5 tips for Winter photography
Last Saturday, for the first time in absolutely ages I got up early to take photographs.
It was a crisp Winter’s morning - bitterly cold and frosty with a hint of sunshine.
I’d checked the weather forecast the night before and set my alarm.
My plan was to take the bus up the hill and be on Wimbledon Common as the sun started to rise from 7.30am.
Why was I doing this? (when I could easily have rolled back over and gone back to sleep)
The first reason is I’ve started an online course learning about photographing in Winter - the colder and darker time of year.
The course is called Gloom and Glow and there’s a lovely group of us cheerleading each other on as we set out to brave the elements and get the shots.
The second reason is that I have realised I need to make more time to get back to nature and take pictures. There's no better practice than working with the elements.
Hand on heart it felt really good to be photographing at this time of day. My fingers may have felt like icicles but it made that first hot coffee even more delicious and special.
Photography-wise it could have gone better. My Fuji X100 camera could not cope with the cold so froze up after about 45 minutes.
But I found myself paying attention to the little things - how the morning light catches the leaves on the trees, the crazy patterns created by the frost and ice before anyone has set foot on them. Most of all the feeling of calm and peace at being one of a handful of people on such a big open space.
About 8 years ago and working as a press photographer, I’d often be up early with my camera. It’s a time I look back on fondly as I took some pictures I’m really proud of.

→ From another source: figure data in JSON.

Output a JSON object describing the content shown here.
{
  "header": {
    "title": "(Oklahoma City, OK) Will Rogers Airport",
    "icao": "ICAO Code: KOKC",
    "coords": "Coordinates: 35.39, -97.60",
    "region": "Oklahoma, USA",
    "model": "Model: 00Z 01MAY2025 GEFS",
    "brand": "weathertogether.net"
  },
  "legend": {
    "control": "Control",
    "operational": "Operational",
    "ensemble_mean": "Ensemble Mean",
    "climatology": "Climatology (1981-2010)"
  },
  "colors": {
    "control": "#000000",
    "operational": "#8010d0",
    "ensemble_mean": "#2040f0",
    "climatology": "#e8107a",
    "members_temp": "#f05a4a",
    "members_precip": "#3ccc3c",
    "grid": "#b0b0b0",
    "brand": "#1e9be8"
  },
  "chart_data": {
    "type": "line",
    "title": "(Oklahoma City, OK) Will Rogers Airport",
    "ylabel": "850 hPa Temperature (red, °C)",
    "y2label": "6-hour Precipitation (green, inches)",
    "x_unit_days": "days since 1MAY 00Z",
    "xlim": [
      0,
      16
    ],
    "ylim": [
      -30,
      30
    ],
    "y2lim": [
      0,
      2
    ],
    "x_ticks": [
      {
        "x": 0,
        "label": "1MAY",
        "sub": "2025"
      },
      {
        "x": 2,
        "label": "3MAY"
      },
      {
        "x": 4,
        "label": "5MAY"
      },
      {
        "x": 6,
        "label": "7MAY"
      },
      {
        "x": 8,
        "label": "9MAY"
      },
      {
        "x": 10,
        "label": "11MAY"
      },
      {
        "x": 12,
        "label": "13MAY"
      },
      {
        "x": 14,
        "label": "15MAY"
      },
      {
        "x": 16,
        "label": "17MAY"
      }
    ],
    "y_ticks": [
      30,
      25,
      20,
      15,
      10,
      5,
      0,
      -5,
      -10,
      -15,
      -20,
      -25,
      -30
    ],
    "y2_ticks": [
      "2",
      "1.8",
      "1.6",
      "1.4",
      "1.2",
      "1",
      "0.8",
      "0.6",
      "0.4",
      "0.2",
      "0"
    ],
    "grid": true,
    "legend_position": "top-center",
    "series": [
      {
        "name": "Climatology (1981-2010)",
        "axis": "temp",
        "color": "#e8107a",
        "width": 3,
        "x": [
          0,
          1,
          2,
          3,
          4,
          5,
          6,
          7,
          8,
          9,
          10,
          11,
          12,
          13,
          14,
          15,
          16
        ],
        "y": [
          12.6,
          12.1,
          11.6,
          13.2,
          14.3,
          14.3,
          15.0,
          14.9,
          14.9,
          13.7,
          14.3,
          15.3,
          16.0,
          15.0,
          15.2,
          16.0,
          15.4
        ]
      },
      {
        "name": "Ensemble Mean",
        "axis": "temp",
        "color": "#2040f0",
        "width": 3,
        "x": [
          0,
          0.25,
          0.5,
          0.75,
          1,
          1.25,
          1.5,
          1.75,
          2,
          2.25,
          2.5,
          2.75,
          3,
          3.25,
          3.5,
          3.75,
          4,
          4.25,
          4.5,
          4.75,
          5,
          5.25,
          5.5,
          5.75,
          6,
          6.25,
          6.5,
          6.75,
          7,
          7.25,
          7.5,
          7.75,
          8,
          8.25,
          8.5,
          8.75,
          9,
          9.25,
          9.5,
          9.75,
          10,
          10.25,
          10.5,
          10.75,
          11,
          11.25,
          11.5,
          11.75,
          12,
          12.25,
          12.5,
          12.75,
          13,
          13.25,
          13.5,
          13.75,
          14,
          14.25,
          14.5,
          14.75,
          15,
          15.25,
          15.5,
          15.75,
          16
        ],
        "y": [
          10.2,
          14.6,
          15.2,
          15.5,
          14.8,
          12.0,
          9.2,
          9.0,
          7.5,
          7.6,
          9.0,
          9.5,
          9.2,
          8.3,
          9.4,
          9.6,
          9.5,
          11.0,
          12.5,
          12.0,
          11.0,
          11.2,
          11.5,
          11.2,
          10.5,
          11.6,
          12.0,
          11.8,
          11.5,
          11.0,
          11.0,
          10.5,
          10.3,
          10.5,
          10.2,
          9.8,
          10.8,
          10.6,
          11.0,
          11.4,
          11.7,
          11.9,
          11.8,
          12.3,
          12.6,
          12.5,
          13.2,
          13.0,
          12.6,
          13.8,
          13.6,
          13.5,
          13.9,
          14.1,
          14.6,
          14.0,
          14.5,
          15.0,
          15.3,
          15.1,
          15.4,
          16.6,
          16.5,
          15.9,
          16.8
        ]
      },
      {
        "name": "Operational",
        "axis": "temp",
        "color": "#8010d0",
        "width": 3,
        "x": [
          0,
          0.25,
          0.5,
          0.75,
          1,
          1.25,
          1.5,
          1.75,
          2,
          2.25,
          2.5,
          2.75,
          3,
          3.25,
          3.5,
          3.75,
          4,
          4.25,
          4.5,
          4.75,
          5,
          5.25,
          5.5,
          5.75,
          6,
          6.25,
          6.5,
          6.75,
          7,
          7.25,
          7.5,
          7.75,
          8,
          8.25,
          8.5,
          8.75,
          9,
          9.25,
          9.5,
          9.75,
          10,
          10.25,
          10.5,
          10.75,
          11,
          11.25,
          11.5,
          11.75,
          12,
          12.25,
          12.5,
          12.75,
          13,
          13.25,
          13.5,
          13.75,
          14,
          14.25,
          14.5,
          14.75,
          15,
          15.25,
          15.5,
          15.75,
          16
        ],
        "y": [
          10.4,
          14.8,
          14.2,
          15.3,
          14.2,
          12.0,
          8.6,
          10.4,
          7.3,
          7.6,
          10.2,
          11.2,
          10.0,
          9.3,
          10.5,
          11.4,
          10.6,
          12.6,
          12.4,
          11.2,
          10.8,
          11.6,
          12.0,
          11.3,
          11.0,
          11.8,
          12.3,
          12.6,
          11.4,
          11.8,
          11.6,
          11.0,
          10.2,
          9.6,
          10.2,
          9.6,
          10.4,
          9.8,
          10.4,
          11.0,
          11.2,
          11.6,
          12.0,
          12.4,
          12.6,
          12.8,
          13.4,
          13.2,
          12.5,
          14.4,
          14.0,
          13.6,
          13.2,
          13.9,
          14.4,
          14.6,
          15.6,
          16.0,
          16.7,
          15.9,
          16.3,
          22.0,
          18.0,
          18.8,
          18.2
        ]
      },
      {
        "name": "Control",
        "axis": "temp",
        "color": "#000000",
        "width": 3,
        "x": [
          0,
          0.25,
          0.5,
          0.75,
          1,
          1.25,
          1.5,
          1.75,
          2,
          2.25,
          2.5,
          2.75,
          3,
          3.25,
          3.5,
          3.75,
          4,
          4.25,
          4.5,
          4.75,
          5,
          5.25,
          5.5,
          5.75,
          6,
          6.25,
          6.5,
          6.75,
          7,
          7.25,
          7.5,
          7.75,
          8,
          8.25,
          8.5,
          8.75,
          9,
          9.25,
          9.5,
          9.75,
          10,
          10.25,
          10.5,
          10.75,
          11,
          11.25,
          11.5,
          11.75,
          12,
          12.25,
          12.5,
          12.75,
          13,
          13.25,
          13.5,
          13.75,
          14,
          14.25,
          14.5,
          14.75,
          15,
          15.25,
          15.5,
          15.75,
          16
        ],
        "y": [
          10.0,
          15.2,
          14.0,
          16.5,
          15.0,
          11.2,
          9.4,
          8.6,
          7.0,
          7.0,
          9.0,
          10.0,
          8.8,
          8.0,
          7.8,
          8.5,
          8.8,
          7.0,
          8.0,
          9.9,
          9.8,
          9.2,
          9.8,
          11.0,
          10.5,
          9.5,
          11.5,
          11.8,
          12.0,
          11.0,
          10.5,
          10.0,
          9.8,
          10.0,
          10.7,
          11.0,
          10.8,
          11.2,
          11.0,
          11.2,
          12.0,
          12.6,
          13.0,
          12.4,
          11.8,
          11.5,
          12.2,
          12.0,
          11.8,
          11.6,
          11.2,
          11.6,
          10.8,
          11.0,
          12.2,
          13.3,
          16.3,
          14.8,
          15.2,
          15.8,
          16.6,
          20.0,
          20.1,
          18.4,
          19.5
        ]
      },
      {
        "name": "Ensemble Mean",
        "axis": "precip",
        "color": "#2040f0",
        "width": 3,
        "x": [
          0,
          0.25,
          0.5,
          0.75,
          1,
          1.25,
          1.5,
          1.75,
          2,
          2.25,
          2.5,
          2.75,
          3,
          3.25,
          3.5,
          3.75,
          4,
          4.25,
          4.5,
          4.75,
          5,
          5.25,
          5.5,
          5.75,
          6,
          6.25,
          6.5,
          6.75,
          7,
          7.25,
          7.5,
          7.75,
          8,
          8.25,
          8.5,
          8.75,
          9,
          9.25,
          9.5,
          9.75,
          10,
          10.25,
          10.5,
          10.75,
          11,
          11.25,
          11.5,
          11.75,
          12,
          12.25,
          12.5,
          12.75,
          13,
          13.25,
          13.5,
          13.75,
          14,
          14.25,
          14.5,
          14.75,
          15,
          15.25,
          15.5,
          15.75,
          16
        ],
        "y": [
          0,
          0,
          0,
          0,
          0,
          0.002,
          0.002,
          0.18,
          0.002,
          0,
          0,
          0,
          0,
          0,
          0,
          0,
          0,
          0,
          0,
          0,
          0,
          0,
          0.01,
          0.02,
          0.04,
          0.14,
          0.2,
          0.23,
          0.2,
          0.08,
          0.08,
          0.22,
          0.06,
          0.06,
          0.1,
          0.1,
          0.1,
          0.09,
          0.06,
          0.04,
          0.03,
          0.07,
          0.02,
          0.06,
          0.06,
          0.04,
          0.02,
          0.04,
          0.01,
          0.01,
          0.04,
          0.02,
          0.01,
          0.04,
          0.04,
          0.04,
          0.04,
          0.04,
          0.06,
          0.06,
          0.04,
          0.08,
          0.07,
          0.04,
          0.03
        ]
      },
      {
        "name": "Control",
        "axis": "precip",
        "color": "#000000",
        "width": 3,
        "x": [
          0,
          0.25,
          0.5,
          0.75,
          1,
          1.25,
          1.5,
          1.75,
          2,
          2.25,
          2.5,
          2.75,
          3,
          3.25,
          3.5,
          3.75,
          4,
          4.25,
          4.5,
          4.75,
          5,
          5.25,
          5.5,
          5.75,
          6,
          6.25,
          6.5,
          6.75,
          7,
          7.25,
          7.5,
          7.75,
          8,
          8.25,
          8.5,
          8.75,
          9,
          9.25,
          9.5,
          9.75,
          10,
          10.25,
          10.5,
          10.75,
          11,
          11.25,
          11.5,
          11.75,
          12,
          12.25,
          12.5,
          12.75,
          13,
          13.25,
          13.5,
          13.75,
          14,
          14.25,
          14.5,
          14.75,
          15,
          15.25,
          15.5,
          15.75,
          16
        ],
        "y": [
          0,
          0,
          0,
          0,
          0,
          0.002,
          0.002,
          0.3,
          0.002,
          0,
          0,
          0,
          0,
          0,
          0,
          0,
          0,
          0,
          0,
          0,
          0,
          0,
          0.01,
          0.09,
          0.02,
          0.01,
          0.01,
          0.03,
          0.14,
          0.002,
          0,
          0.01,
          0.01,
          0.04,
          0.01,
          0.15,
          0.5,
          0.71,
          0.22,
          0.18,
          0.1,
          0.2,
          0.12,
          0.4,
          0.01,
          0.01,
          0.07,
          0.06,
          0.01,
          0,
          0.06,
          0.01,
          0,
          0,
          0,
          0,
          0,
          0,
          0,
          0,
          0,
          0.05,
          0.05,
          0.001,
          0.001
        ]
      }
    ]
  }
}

Last Saturday reminded me of those days and how sometimes you just need to go that little bit further to make the picture. It’s easy to say there’s not enough time in the day but actually you can factor it in and it will be worth it.
So I have a few suggestions if you are setting the alarm early -
1. Dress warmly - particularly your feet - there’s nothing worse that bitterly cold toes. Not to everyone’s taste but my Ugg boots have kept my feet so warm over the years. I tried so many shoe/boot combinations, but for me, these are what worked best. Gloves or mittens are equally important. I wear warm trousers by Craghoppers and rely on Uniqlo’s Heattech range -it’s amazing!
2. Check the weather - decide where you want to shoot and check the weather. Check what time sunrise is and what conditions you might be facing.
3. Camera vs iPhone - I prefer shooting with my DSLR. I use SD memory cards and I have a card reader by Apple that connects to my phone. It means that if I want to look through my pictures or upload to social media I can do so quickly and easily. You just pop the SD card into the card reader and plug into your phone. It will then import the images to your camera roll.